L. Sprague de Camp and Terry Fletcher
Completed 7/18/2014, Reviewed 7/23/2014
This is a collection of the five comical stories which deal with magic by sending psychologists into parallel dimensions which are based on mythologies. It’s about 400 pages of entertaining fluff, grounded in the details of our epic fantasies. It’s an early forerunner of other genre parodies like “Hitchhiker’s Guide to the Galaxy”, the “Myth-Adventures”, and many of Terry Pratchett’s works. While not quite as satirical as more current parody literature, it’s loads of fun.
Of the five stories, my favorites were:
“The Roaring Trumpet” – based on Norse mythology,
“The Wall of Serpents” - the Finnish mythology of the “Kalevala”
“The Green Magician” - Irish mythology.
The two I didn’t like as much were:
“The Castle of Iron” - Ludovico Ariosto’s “Orlando Furioso” with a little “Kubla Khan”
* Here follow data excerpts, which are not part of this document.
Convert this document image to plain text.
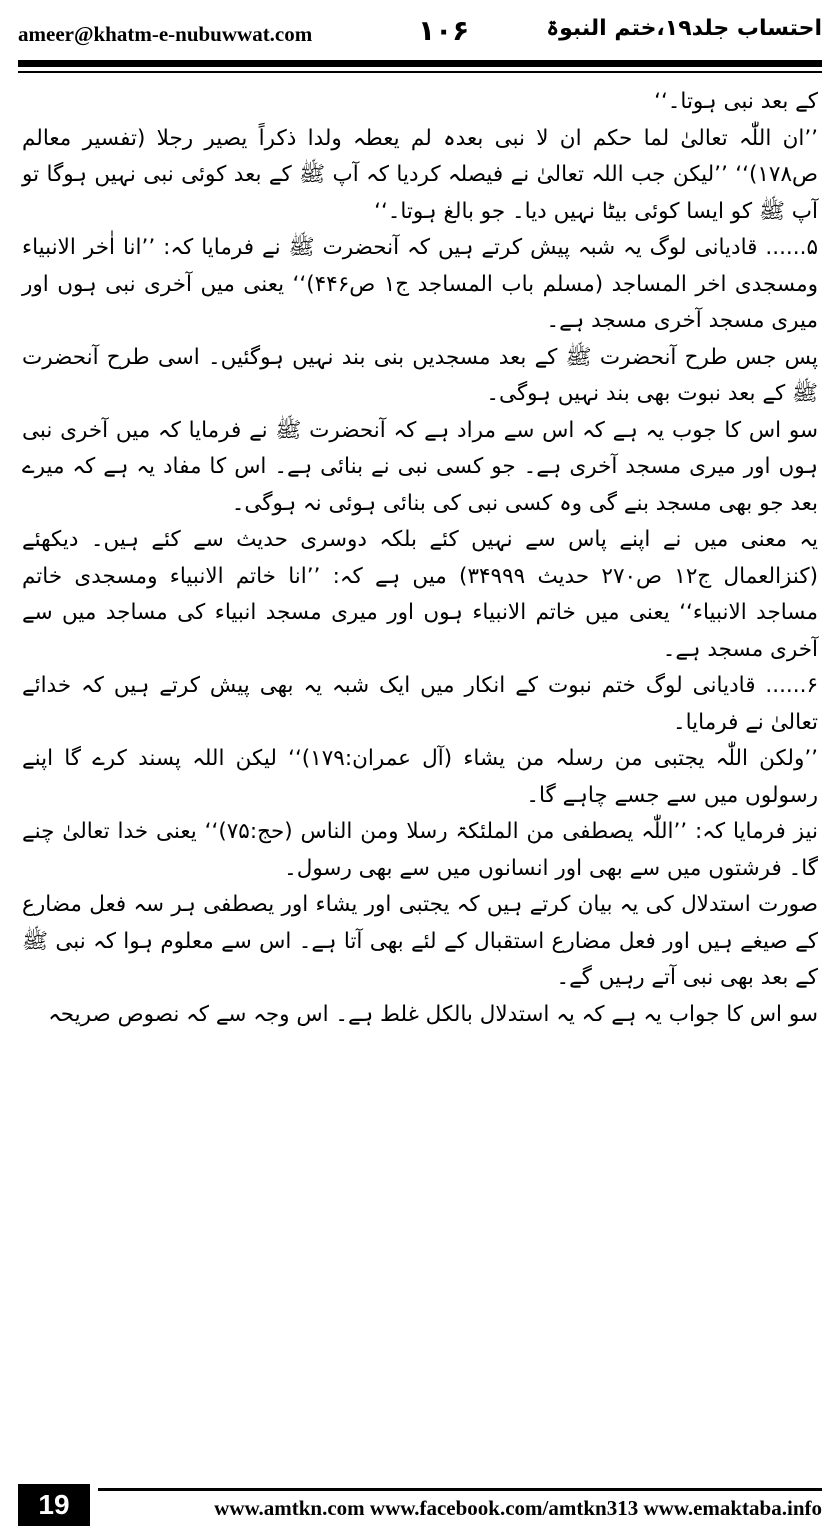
ameer@khatm-e-nubuwwat.com	۱۰۶	احتساب جلد۱۹،ختم النبوۃ

کے بعد نبی ہوتا۔‘‘

’’ان اللّٰہ تعالیٰ لما حکم ان لا نبی بعدہ لم یعطہ ولدا ذکراً یصیر رجلا (تفسیر معالم ص۱۷۸)‘‘ ’’لیکن جب اللہ تعالیٰ نے فیصلہ کردیا کہ آپ ﷺ کے بعد کوئی نبی نہیں ہوگا تو آپ ﷺ کو ایسا کوئی بیٹا نہیں دیا۔ جو بالغ ہوتا۔‘‘

۵...... قادیانی لوگ یہ شبہ پیش کرتے ہیں کہ آنحضرت ﷺ نے فرمایا کہ: ’’انا اٰخر الانبیاء ومسجدی اخر المساجد (مسلم باب المساجد ج۱ ص۴۴۶)‘‘ یعنی میں آخری نبی ہوں اور میری مسجد آخری مسجد ہے۔

پس جس طرح آنحضرت ﷺ کے بعد مسجدیں بنی بند نہیں ہوگئیں۔ اسی طرح آنحضرت ﷺ کے بعد نبوت بھی بند نہیں ہوگی۔

سو اس کا جوب یہ ہے کہ اس سے مراد ہے کہ آنحضرت ﷺ نے فرمایا کہ میں آخری نبی ہوں اور میری مسجد آخری ہے۔ جو کسی نبی نے بنائی ہے۔ اس کا مفاد یہ ہے کہ میرے بعد جو بھی مسجد بنے گی وہ کسی نبی کی بنائی ہوئی نہ ہوگی۔

یہ معنی میں نے اپنے پاس سے نہیں کئے بلکہ دوسری حدیث سے کئے ہیں۔ دیکھئے (کنزالعمال ج۱۲ ص۲۷۰ حدیث ۳۴۹۹۹) میں ہے کہ: ’’انا خاتم الانبیاء ومسجدی خاتم مساجد الانبیاء‘‘ یعنی میں خاتم الانبیاء ہوں اور میری مسجد انبیاء کی مساجد میں سے آخری مسجد ہے۔

۶...... قادیانی لوگ ختم نبوت کے انکار میں ایک شبہ یہ بھی پیش کرتے ہیں کہ خدائے تعالیٰ نے فرمایا۔

’’ولکن اللّٰہ یجتبی من رسلہ من یشاء (آل عمران:۱۷۹)‘‘ لیکن اللہ پسند کرے گا اپنے رسولوں میں سے جسے چاہے گا۔

نیز فرمایا کہ: ’’اللّٰہ یصطفی من الملئکۃ رسلا ومن الناس (حج:۷۵)‘‘ یعنی خدا تعالیٰ چنے گا۔ فرشتوں میں سے بھی اور انسانوں میں سے بھی رسول۔

صورت استدلال کی یہ بیان کرتے ہیں کہ یجتبی اور یشاء اور یصطفی ہر سہ فعل مضارع کے صیغے ہیں اور فعل مضارع استقبال کے لئے بھی آتا ہے۔ اس سے معلوم ہوا کہ نبی ﷺ کے بعد بھی نبی آتے رہیں گے۔

سو اس کا جواب یہ ہے کہ یہ استدلال بالکل غلط ہے۔ اس وجہ سے کہ نصوص صریحہ

19	www.amtkn.com www.facebook.com/amtkn313 www.emaktaba.info
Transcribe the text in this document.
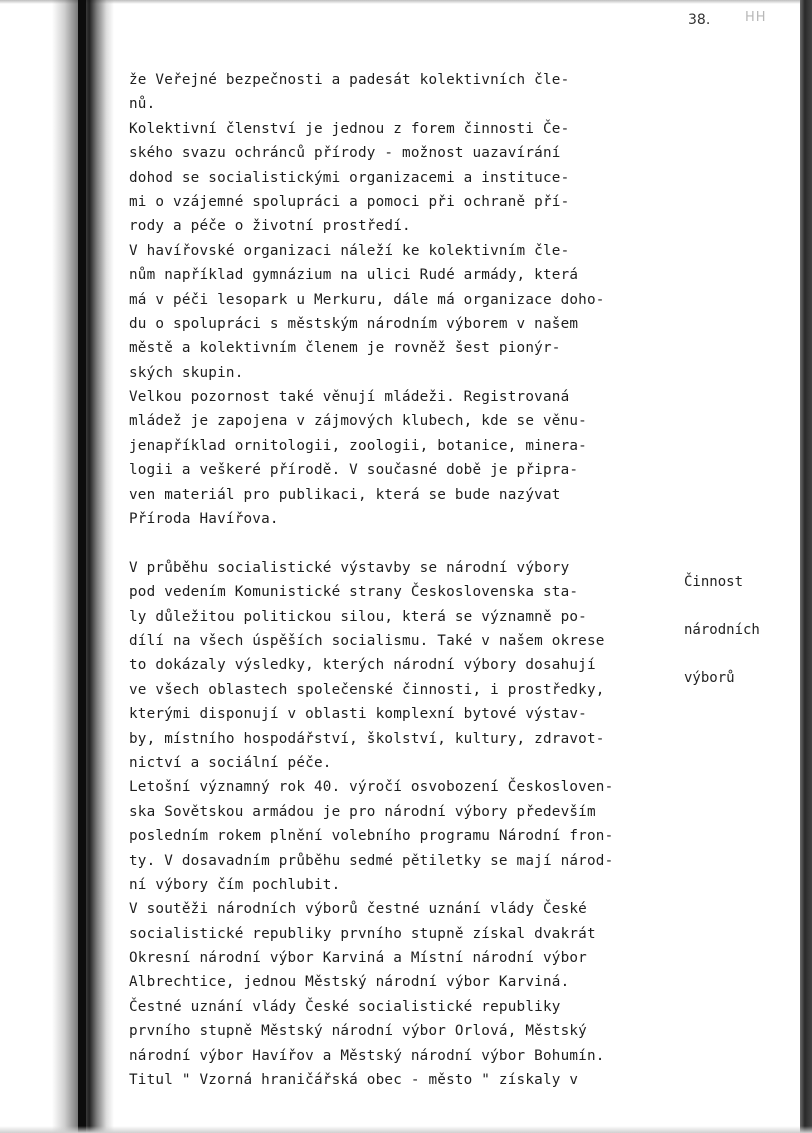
38.	HH
že Veřejné bezpečnosti a padesát kolektivních čle-
nů.
Kolektivní členství je jednou z forem činnosti Če-
ského svazu ochránců přírody - možnost uazavírání
dohod se socialistickými organizacemi a institucе-
mi o vzájemné spolupráci a pomoci při ochraně pří-
rody a péče o životní prostředí.
V havířovské organizaci náleží ke kolektivním čle-
nům například gymnázium na ulici Rudé armády, která
má v péči lesopark u Merkuru, dále má organizace doho-
du o spolupráci s městským národním výborem v našem
městě a kolektivním členem je rovněž šest pionýr-
ských skupin.
Velkou pozornost také věnují mládeži. Registrovaná
mládež je zapojena v zájmových klubech, kde se věnu-
jenapříklad ornitologii, zoologii, botanice, minera-
logii a veškeré přírodě. V současné době je připra-
ven materiál pro publikaci, která se bude nazývat
Příroda Havířova.
V průběhu socialistické výstavby se národní výbory
pod vedením Komunistické strany Československa sta-
ly důležitou politickou silou, která se významně po-
dílí na všech úspěších socialismu. Také v našem okrese
to dokázaly výsledky, kterých národní výbory dosahují
ve všech oblastech společenské činnosti, i prostředky,
kterými disponují v oblasti komplexní bytové výstav-
by, místního hospodářství, školství, kultury, zdravot-
nictví a sociální péče.
Letošní významný rok 40. výročí osvobození Českosloven-
ska Sovětskou armádou je pro národní výbory především
posledním rokem plnění volebního programu Národní fron-
ty. V dosavadním průběhu sedmé pětiletky se mají národ-
ní výbory čím pochlubit.
V soutěži národních výborů čestné uznání vlády České
socialistické republiky prvního stupně získal dvakrát
Okresní národní výbor Karviná a Místní národní výbor
Albrechtice, jednou Městský národní výbor Karviná.
Čestné uznání vlády České socialistické republiky
prvního stupně Městský národní výbor Orlová, Městský
národní výbor Havířov a Městský národní výbor Bohumín.
Titul " Vzorná hraničářská obec - město " získaly v

Činnost

národních

výborů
“The Mathematics of Magic” - “The Faerie Queen”
The two I didn’t care for as much felt too drawn out. In “The Castle of Iron” and “The Mathematics of Magic” I thought the authors got bogged down in trying to make the languages too realistic and at the same time funny. I often found it hard to follow. But according to the forward, it had to do with the authors’ making fun of the belief that fantasy always had to be told in medieval wording, and this was their response to that criticism.
I liked the other three because I felt like they were having more fun creating these universes. For example, a fun part of “Trumpet” is that all the Norse giants speak like New York thugs. Or perhaps, it was because I know less about Irish, Norse, and Finnish mythology and thus find them more interesting than standard medieval English and Arab fantasy.
The basic plot is that Harold Shea, a psychologist at a research institute, with his colleagues discovers you can travel to parallel worlds by using mathematical logic equations, the “magic” of our universe. However, once in a different universe, you can perform the “magic” of that universe, as defined in the mythologies it’s based on. To return to our universe, you must use the magic of that universe.
There’s an ongoing sub-plot of what’s happening in the real world, which involves the constant disappearance of these people, and the subsequent missing persons investigations by the police. One of the most fun characters is one of the detectives, who accidently ends up in the third story in complete denial of what’s going on, but ends up completely buying into it by the fifth story.
Another fun sub-plot is that Harold, and basically all the other psychologists, are socially inept, but by going to these parallel universes, they have a chance of meeting their dream girls. In one of the stories, Harold meets Belphebe, which adds the humor of an American having a relationship with a medieval maiden archer. With the first story being published in 1948, you’ll find some archaic, sexist language and roles. But to the authors’ credit, Belphebe is quite a strong and independent female character.
This collection of stories is quite a fun read. It’s a great concept, a bunch of socially awkward, analytical psychologists bumbling with magic in our cultural mythologies. Having always been a fan of parody, I enjoyed my time with it. And I love when you can tell that authors were having fun when while they were writing their books. Four out of five stars.